Loads a tensor from a file, which can be either a .pt, .pth or .np file. If the file is not one of these formats, it will try to load it as a pickle file.

Parameters:

  • file_path (str) –

    The path to the file to load.

  • device (Optional[Union[str, device]], default: None ) –

    The device to move the tensor to. By default the tensor is loaded on the CPU.

Returns:

  • Tensor

    torch.Tensor: The tensor loaded from the file.

Raises:

  • ValidationError

    If the file doesn't exist

  • ValueError

    If the file format is unsupported

Source code in fusion_bench/utils/data.py
def load_tensor_from_file(
    file_path: Union[str, Path], device: Optional[Union[str, torch.device]] = None
) -> torch.Tensor:
    """
    Loads a tensor from a file, which can be either a .pt, .pth or .np file.
    If the file is not one of these formats, it will try to load it as a pickle file.

    Args:
        file_path (str): The path to the file to load.
        device: The device to move the tensor to. By default the tensor is loaded on the CPU.

    Returns:
        torch.Tensor: The tensor loaded from the file.

    Raises:
        ValidationError: If the file doesn't exist
        ValueError: If the file format is unsupported
    """
    # Validate file exists
    validate_file_exists(file_path)

    if file_path.endswith(".np"):
        tensor = torch.from_numpy(np.load(file_path)).detach_()
    if file_path.endswith((".pt", ".pth")):
        tensor = torch.load(file_path, map_location="cpu").detach_()
    else:
        try:
            tensor = pickle.load(open(file_path, "rb"))
        except Exception:
            raise ValueError(f"Unsupported file format: {file_path}")

    # Move tensor to device
    assert isinstance(tensor, torch.Tensor), f"Expected tensor, got {type(tensor)}"
    if device is not None:
        tensor = tensor.to(device=device)
    return tensor

train_validation_split(dataset, validation_fraction=0.1, validation_size=None, random_seed=None, return_split='both')

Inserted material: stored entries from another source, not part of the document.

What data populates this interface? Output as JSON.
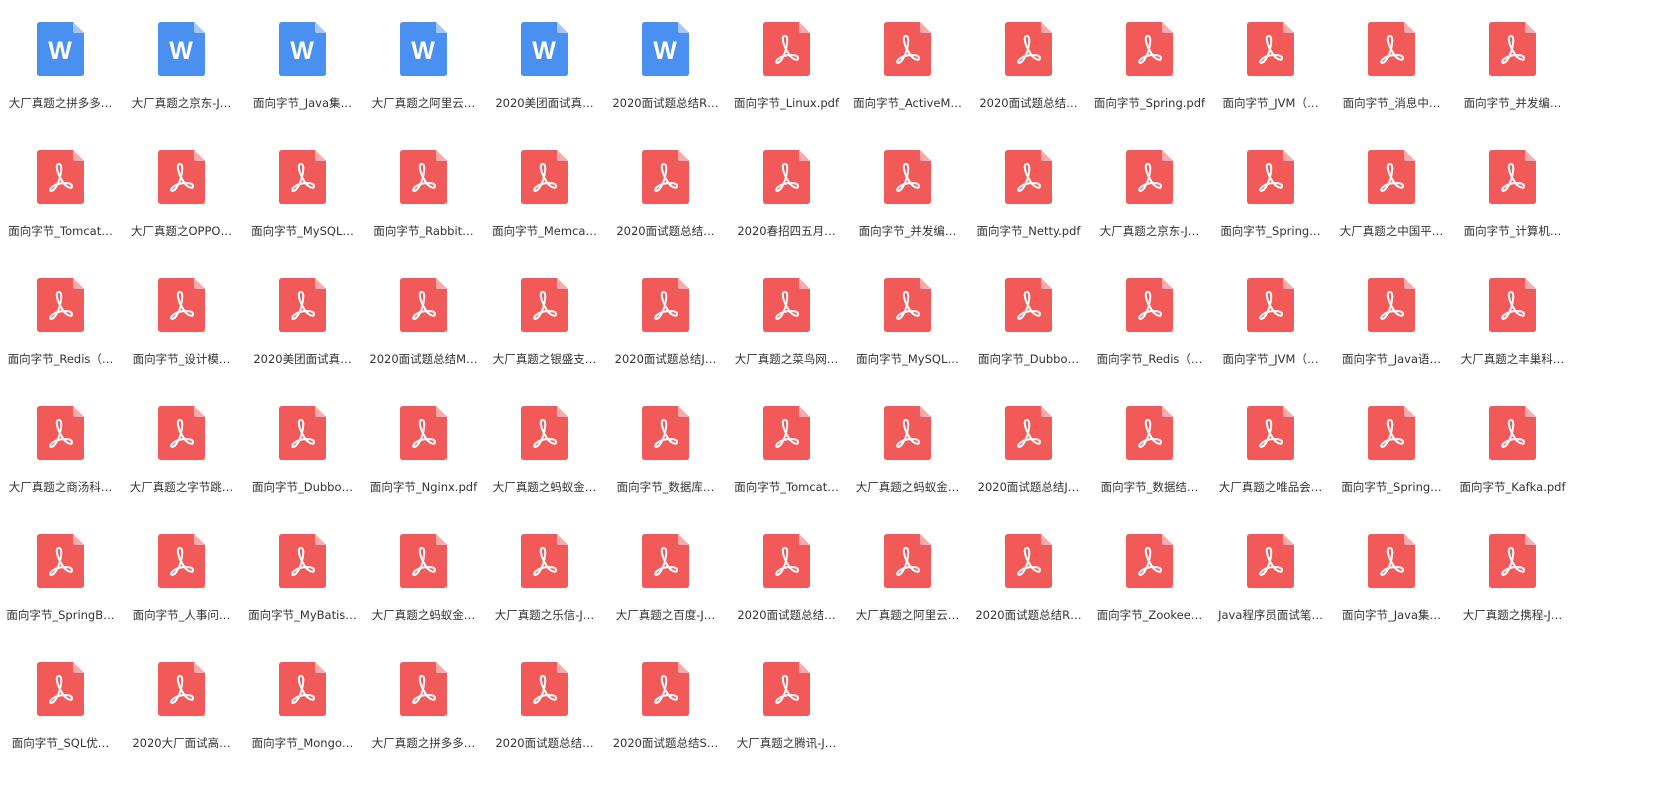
{
  "colors": {
    "word": "#4a90f0",
    "word_fold": "#a6c8f8",
    "pdf": "#f25a5a",
    "pdf_fold": "#f9abab",
    "glyph": "#ffffff",
    "label_text": "#333333"
  },
  "icons": {
    "word": "word-doc-icon",
    "pdf": "pdf-icon"
  },
  "files": [
    {
      "name": "大厂真题之拼多多…",
      "type": "word"
    },
    {
      "name": "大厂真题之京东-J…",
      "type": "word"
    },
    {
      "name": "面向字节_Java集…",
      "type": "word"
    },
    {
      "name": "大厂真题之阿里云…",
      "type": "word"
    },
    {
      "name": "2020美团面试真…",
      "type": "word"
    },
    {
      "name": "2020面试题总结R…",
      "type": "word"
    },
    {
      "name": "面向字节_Linux.pdf",
      "type": "pdf"
    },
    {
      "name": "面向字节_ActiveM…",
      "type": "pdf"
    },
    {
      "name": "2020面试题总结…",
      "type": "pdf"
    },
    {
      "name": "面向字节_Spring.pdf",
      "type": "pdf"
    },
    {
      "name": "面向字节_JVM（…",
      "type": "pdf"
    },
    {
      "name": "面向字节_消息中…",
      "type": "pdf"
    },
    {
      "name": "面向字节_并发编…",
      "type": "pdf"
    },
    {
      "name": "面向字节_Tomcat…",
      "type": "pdf"
    },
    {
      "name": "大厂真题之OPPO…",
      "type": "pdf"
    },
    {
      "name": "面向字节_MySQL…",
      "type": "pdf"
    },
    {
      "name": "面向字节_Rabbit…",
      "type": "pdf"
    },
    {
      "name": "面向字节_Memca…",
      "type": "pdf"
    },
    {
      "name": "2020面试题总结…",
      "type": "pdf"
    },
    {
      "name": "2020春招四五月…",
      "type": "pdf"
    },
    {
      "name": "面向字节_并发编…",
      "type": "pdf"
    },
    {
      "name": "面向字节_Netty.pdf",
      "type": "pdf"
    },
    {
      "name": "大厂真题之京东-J…",
      "type": "pdf"
    },
    {
      "name": "面向字节_Spring…",
      "type": "pdf"
    },
    {
      "name": "大厂真题之中国平…",
      "type": "pdf"
    },
    {
      "name": "面向字节_计算机…",
      "type": "pdf"
    },
    {
      "name": "面向字节_Redis（…",
      "type": "pdf"
    },
    {
      "name": "面向字节_设计模…",
      "type": "pdf"
    },
    {
      "name": "2020美团面试真…",
      "type": "pdf"
    },
    {
      "name": "2020面试题总结M…",
      "type": "pdf"
    },
    {
      "name": "大厂真题之银盛支…",
      "type": "pdf"
    },
    {
      "name": "2020面试题总结J…",
      "type": "pdf"
    },
    {
      "name": "大厂真题之菜鸟网…",
      "type": "pdf"
    },
    {
      "name": "面向字节_MySQL…",
      "type": "pdf"
    },
    {
      "name": "面向字节_Dubbo…",
      "type": "pdf"
    },
    {
      "name": "面向字节_Redis（…",
      "type": "pdf"
    },
    {
      "name": "面向字节_JVM（…",
      "type": "pdf"
    },
    {
      "name": "面向字节_Java语…",
      "type": "pdf"
    },
    {
      "name": "大厂真题之丰巢科…",
      "type": "pdf"
    },
    {
      "name": "大厂真题之商汤科…",
      "type": "pdf"
    },
    {
      "name": "大厂真题之字节跳…",
      "type": "pdf"
    },
    {
      "name": "面向字节_Dubbo…",
      "type": "pdf"
    },
    {
      "name": "面向字节_Nginx.pdf",
      "type": "pdf"
    },
    {
      "name": "大厂真题之蚂蚁金…",
      "type": "pdf"
    },
    {
      "name": "面向字节_数据库…",
      "type": "pdf"
    },
    {
      "name": "面向字节_Tomcat…",
      "type": "pdf"
    },
    {
      "name": "大厂真题之蚂蚁金…",
      "type": "pdf"
    },
    {
      "name": "2020面试题总结J…",
      "type": "pdf"
    },
    {
      "name": "面向字节_数据结…",
      "type": "pdf"
    },
    {
      "name": "大厂真题之唯品会…",
      "type": "pdf"
    },
    {
      "name": "面向字节_Spring…",
      "type": "pdf"
    },
    {
      "name": "面向字节_Kafka.pdf",
      "type": "pdf"
    },
    {
      "name": "面向字节_SpringB…",
      "type": "pdf"
    },
    {
      "name": "面向字节_人事问…",
      "type": "pdf"
    },
    {
      "name": "面向字节_MyBatis…",
      "type": "pdf"
    },
    {
      "name": "大厂真题之蚂蚁金…",
      "type": "pdf"
    },
    {
      "name": "大厂真题之乐信-J…",
      "type": "pdf"
    },
    {
      "name": "大厂真题之百度-J…",
      "type": "pdf"
    },
    {
      "name": "2020面试题总结…",
      "type": "pdf"
    },
    {
      "name": "大厂真题之阿里云…",
      "type": "pdf"
    },
    {
      "name": "2020面试题总结R…",
      "type": "pdf"
    },
    {
      "name": "面向字节_Zookee…",
      "type": "pdf"
    },
    {
      "name": "Java程序员面试笔…",
      "type": "pdf"
    },
    {
      "name": "面向字节_Java集…",
      "type": "pdf"
    },
    {
      "name": "大厂真题之携程-J…",
      "type": "pdf"
    },
    {
      "name": "面向字节_SQL优…",
      "type": "pdf"
    },
    {
      "name": "2020大厂面试高…",
      "type": "pdf"
    },
    {
      "name": "面向字节_Mongo…",
      "type": "pdf"
    },
    {
      "name": "大厂真题之拼多多…",
      "type": "pdf"
    },
    {
      "name": "2020面试题总结…",
      "type": "pdf"
    },
    {
      "name": "2020面试题总结S…",
      "type": "pdf"
    },
    {
      "name": "大厂真题之腾讯-J…",
      "type": "pdf"
    }
  ]
}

Split a dataset into a training and validation set.

Parameters:

  • dataset (Dataset) –

    The dataset to split.

  • validation_fraction (Optional[float], default: 0.1 ) –

    The fraction of the dataset to use for validation.

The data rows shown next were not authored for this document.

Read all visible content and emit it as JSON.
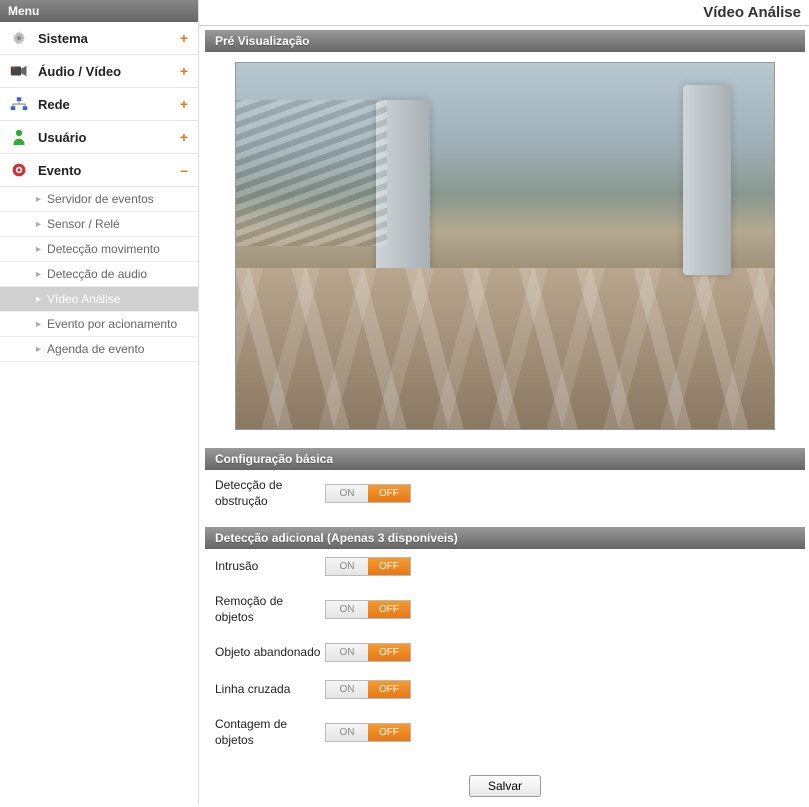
{
  "page_title": "Vídeo Análise",
  "sidebar": {
    "header": "Menu",
    "categories": [
      {
        "key": "sistema",
        "label": "Sistema",
        "expanded": false
      },
      {
        "key": "audio_video",
        "label": "Áudio / Vídeo",
        "expanded": false
      },
      {
        "key": "rede",
        "label": "Rede",
        "expanded": false
      },
      {
        "key": "usuario",
        "label": "Usuário",
        "expanded": false
      },
      {
        "key": "evento",
        "label": "Evento",
        "expanded": true
      }
    ],
    "evento_items": [
      {
        "label": "Servidor de eventos",
        "active": false
      },
      {
        "label": "Sensor / Relé",
        "active": false
      },
      {
        "label": "Detecção movimento",
        "active": false
      },
      {
        "label": "Detecção de audio",
        "active": false
      },
      {
        "label": "Vídeo Análise",
        "active": true
      },
      {
        "label": "Evento por acionamento",
        "active": false
      },
      {
        "label": "Agenda de evento",
        "active": false
      }
    ]
  },
  "sections": {
    "preview": {
      "title": "Pré Visualização"
    },
    "basic": {
      "title": "Configuração básica",
      "rows": [
        {
          "label": "Detecção de obstrução",
          "value": "OFF"
        }
      ]
    },
    "additional": {
      "title": "Detecção adicional (Apenas 3 disponíveis)",
      "rows": [
        {
          "label": "Intrusão",
          "value": "OFF"
        },
        {
          "label": "Remoção de objetos",
          "value": "OFF"
        },
        {
          "label": "Objeto abandonado",
          "value": "OFF"
        },
        {
          "label": "Linha cruzada",
          "value": "OFF"
        },
        {
          "label": "Contagem de objetos",
          "value": "OFF"
        }
      ]
    }
  },
  "toggle_labels": {
    "on": "ON",
    "off": "OFF"
  },
  "buttons": {
    "save": "Salvar"
  },
  "colors": {
    "accent": "#e67817",
    "header_grad_top": "#999999",
    "header_grad_bottom": "#666666"
  }
}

  • validation_size (Optional[int], default: None ) –

    The number of samples to use for validation. validation_fraction must be set to None if this is provided.

  • random_seed (Optional[int], default: None ) –

    The random seed to use for reproducibility.

  • return_split (Literal['all', 'train', 'val'], default: 'both' ) –

    The split to return.

Returns:

  • Union[Tuple[Dataset, Dataset], Dataset]

    Tuple[Dataset, Dataset]: The training and validation datasets.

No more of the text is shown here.